We got a task recently to develop a ERC20 token, which takes ETH fees on transfer. One of our developers created a prototype in a couple of days, but was struggling with some edge-case they've caught in tests.
The problem looked like a revert somewhere in a Uniswap code
Error: VM Exception while processing transaction: reverted with reason string 'UniswapV2: TRANSFER_FAILED'
Pretty annoying. Hardhat does not provide enough information about the stack trace. Reading code didn't help. But thankfully now we have tenderly forks! After changing RPC to the fork, we found this:
Imporant thing here are lines 330–331 (and a comment). What is shows, that the contract computes amount of token which were sent to it as a difference between known reserves and a balance. The problem is, that reserves are updated at the end of transaction.
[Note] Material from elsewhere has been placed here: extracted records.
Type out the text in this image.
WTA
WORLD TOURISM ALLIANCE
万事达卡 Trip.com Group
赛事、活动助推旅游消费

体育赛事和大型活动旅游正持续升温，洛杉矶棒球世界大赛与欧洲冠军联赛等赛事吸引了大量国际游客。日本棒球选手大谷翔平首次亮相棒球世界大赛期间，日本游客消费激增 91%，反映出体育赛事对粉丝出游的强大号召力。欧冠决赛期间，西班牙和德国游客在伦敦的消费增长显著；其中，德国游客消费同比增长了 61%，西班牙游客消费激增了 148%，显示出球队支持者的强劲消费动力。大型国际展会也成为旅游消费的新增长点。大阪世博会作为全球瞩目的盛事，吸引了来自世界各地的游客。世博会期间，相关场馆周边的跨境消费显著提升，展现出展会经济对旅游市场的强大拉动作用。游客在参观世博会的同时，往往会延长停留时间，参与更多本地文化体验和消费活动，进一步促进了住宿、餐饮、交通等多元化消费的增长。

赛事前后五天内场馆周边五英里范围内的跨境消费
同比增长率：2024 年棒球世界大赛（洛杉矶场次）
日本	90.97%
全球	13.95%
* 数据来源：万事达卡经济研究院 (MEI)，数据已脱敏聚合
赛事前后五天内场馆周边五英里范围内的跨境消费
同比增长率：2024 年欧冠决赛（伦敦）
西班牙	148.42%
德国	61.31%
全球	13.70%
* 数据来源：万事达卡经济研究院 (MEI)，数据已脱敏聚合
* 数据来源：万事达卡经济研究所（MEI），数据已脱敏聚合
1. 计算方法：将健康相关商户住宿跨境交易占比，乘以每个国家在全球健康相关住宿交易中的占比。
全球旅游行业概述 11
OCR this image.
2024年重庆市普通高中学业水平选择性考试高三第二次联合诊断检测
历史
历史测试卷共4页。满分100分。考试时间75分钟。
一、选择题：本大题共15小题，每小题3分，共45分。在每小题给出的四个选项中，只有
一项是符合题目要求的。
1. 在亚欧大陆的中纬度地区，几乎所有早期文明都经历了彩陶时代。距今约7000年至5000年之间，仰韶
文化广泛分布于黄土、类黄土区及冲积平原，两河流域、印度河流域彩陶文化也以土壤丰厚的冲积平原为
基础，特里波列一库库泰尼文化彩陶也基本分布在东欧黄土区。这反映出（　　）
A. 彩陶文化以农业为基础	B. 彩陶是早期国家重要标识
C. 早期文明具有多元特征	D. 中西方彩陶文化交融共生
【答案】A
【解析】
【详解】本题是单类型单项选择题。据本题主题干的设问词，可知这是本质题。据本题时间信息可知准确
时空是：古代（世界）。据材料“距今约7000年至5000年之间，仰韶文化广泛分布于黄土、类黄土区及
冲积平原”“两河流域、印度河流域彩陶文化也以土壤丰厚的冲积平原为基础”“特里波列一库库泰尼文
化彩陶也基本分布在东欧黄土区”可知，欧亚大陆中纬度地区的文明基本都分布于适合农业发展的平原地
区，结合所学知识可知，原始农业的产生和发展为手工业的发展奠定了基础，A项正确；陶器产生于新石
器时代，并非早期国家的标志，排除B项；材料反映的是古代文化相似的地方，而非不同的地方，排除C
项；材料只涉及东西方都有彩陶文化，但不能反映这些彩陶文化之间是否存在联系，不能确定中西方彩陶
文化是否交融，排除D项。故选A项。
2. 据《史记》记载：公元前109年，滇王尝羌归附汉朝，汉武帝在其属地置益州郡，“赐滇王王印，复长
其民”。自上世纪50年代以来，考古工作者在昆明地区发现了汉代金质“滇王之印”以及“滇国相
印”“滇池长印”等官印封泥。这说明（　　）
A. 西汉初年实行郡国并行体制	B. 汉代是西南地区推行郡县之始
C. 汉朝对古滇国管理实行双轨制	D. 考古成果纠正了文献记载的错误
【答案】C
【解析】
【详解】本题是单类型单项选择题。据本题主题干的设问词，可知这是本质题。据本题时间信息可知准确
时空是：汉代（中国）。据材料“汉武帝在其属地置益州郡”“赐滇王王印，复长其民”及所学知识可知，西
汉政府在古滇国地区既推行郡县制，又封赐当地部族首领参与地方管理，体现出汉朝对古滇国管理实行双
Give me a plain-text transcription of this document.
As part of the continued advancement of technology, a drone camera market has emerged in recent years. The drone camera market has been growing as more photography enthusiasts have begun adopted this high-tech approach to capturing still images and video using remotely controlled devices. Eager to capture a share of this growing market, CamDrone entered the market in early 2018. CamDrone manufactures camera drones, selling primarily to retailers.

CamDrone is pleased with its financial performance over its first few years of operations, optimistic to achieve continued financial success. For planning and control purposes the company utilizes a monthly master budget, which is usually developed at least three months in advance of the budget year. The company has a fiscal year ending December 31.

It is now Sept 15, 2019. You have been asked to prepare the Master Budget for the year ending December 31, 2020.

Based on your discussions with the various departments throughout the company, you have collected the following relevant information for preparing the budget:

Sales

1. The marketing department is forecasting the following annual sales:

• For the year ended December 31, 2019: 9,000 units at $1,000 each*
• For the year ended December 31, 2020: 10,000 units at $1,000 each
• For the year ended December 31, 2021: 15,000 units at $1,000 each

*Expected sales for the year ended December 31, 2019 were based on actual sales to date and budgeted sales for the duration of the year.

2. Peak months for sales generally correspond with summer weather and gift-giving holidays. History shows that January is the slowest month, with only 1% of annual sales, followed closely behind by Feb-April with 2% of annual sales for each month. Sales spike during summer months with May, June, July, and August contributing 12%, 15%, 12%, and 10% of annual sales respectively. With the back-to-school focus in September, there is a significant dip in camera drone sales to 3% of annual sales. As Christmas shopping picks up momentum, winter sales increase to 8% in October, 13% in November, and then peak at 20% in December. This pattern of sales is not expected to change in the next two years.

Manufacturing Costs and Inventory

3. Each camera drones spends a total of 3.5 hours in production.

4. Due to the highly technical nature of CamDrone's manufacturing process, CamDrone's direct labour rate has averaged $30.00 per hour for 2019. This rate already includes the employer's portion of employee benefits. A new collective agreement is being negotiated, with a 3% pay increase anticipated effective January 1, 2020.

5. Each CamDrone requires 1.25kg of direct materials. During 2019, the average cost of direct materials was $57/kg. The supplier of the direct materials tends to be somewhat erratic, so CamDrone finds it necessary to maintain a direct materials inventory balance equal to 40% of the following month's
So you have to do some dark magic with balances. So we did that. We _minted some tokens before swap and _burned them afterwards. But it didn't help either. Now we are having a reentrancy lock. WHY?! Why on Earth it is OK on selling and not OK on buying? Let's have a look at the code again.
This is how you sell token. You transfer it to the contract, then call _swapSupportingFeeOnTransferToken. Inside of _swapSupportingFeeOnTransferToken, it transfers the out token to the receiver.
So, it means that when you sell the token, it calls _swapSupportingFeeOnTransferToken on transfer, and then _swapSupportingFeeOnTransferToken once again.
But when you are buying tokens things are different.
Well, not really. It is symmetrical. But our token now is transferred to the recipient from the inside of _swapSupportingFeeOnTransferToken, so now we are getting a reentrancy lock protection error.
The solution we are proposing to the customer right now is accumulating tokens on a contract on buys and performing swaps on sells.